On 09/01/2015 19:52, Patrick Mahoney wrote:
> Hi,
>
> This is a small hack I'm experimenting with to allow an unmodified
> service to notify s6 when it is "really up". It does this by grepping
> the service's output for a certain pattern, then writing the U event.
>
> Is this a reasonable approach, or too hackish and silly?
It is definitely hackish, but it can work if the service's output is
guaranteed. The main problem is that the output doesn't directly flow
from the service to the logger, there's the tee process in the middle,
and it's not supervised - so if anything happens to it, your logs are
screwed, and the supervision tree isn't aware of anything being wrong.

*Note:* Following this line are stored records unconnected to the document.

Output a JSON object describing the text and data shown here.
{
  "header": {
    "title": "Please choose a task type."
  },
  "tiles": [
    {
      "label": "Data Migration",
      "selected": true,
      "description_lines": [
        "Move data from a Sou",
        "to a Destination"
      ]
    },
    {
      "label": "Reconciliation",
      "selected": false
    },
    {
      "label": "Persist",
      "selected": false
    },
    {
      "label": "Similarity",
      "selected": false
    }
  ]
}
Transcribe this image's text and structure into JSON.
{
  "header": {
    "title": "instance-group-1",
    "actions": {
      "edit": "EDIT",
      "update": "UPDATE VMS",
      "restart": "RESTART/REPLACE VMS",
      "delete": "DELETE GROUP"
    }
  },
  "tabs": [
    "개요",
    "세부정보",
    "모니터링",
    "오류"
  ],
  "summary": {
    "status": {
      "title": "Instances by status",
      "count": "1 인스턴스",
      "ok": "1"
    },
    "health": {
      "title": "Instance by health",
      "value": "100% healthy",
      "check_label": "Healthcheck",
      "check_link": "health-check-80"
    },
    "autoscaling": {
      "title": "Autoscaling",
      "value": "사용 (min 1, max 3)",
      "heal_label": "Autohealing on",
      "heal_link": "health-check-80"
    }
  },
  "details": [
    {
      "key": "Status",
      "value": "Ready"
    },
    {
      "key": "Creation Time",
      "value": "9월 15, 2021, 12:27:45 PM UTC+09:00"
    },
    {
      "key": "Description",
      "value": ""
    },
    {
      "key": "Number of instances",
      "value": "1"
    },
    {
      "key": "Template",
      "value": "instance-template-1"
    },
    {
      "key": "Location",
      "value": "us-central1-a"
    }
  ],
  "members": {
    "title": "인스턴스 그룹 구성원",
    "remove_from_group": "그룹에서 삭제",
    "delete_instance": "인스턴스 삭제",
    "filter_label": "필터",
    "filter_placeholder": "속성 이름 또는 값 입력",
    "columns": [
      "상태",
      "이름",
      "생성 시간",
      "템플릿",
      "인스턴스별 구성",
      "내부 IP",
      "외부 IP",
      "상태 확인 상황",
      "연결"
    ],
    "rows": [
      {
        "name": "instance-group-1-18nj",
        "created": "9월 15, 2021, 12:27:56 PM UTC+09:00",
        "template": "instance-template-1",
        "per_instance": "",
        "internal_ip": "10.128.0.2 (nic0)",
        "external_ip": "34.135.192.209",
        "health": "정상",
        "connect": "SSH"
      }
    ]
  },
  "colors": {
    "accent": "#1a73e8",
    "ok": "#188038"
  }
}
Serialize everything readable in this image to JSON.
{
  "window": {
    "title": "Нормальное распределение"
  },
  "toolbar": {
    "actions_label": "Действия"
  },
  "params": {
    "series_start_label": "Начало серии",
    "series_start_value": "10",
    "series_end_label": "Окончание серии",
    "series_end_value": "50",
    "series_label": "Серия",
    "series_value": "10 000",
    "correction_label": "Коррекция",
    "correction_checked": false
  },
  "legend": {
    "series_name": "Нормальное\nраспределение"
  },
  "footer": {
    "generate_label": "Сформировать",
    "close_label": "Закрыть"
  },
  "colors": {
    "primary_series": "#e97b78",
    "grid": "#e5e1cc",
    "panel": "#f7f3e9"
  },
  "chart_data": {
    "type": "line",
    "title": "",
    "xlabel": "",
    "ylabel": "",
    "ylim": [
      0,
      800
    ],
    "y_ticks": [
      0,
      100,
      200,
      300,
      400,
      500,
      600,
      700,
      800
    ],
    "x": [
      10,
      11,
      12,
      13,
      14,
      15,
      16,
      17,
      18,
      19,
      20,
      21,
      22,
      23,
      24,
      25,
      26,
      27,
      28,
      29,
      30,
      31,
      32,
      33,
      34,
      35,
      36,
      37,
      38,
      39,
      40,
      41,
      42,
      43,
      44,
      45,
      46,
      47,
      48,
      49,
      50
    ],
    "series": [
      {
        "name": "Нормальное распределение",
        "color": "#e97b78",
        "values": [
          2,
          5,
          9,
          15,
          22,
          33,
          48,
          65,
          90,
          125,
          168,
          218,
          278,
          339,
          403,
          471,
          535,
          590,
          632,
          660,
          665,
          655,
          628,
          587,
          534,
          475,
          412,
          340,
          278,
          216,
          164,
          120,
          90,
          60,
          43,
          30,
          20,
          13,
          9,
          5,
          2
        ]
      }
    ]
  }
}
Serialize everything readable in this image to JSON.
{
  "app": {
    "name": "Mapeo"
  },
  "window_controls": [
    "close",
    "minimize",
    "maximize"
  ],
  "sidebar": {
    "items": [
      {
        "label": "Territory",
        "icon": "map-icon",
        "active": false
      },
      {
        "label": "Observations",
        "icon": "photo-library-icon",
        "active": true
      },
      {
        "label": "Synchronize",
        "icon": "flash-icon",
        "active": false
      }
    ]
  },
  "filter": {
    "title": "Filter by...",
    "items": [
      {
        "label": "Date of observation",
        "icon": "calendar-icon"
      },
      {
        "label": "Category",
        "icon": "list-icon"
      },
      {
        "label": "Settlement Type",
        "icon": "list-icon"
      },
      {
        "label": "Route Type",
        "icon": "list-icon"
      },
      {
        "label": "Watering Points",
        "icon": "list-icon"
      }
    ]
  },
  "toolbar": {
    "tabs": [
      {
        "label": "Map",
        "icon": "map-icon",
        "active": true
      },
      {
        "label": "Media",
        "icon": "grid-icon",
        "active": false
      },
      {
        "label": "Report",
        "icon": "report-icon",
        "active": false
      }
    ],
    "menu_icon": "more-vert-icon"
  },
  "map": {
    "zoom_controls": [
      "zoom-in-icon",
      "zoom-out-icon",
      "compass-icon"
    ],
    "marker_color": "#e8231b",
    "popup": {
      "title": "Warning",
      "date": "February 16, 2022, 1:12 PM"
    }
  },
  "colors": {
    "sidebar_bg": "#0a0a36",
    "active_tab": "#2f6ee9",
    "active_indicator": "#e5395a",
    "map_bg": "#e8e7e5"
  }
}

> I feel like there could be a better implementation, one that doesn't
> leave a "cat >/dev/null" process hanging around forever.
Well the problem is that you want the service's output read by two
process, so you have to keep a tee even after you don't need the
duplication anymore.
There aren't many ways to avoid that. You could tell s6-log to update
a status file when it gets the "ready" line, and if you're on an OS
with a file change notification mechanism (Linux and OpenBSD, at least,
qualify), you can have a process spawned in the run script that waits
for the status file change, performs the s6-ftrig-notify, then dies.
Apart from that, I'm out of ideas to avoid extra long-lived processes
if you're doing things that way.
> pipeline -r { $_at_ }
That's an additional problem with this implementation: your daemon
now runs as a child of pipeline, so it's not directly supervised.
Use pipeline -w and run your shenanigans in the child process, so
the daemon always run as s6-supervise's direct child.
I'm convinced that the least hackish way would be to use
s6-log's "update status file" function and something like busybox inotifyd.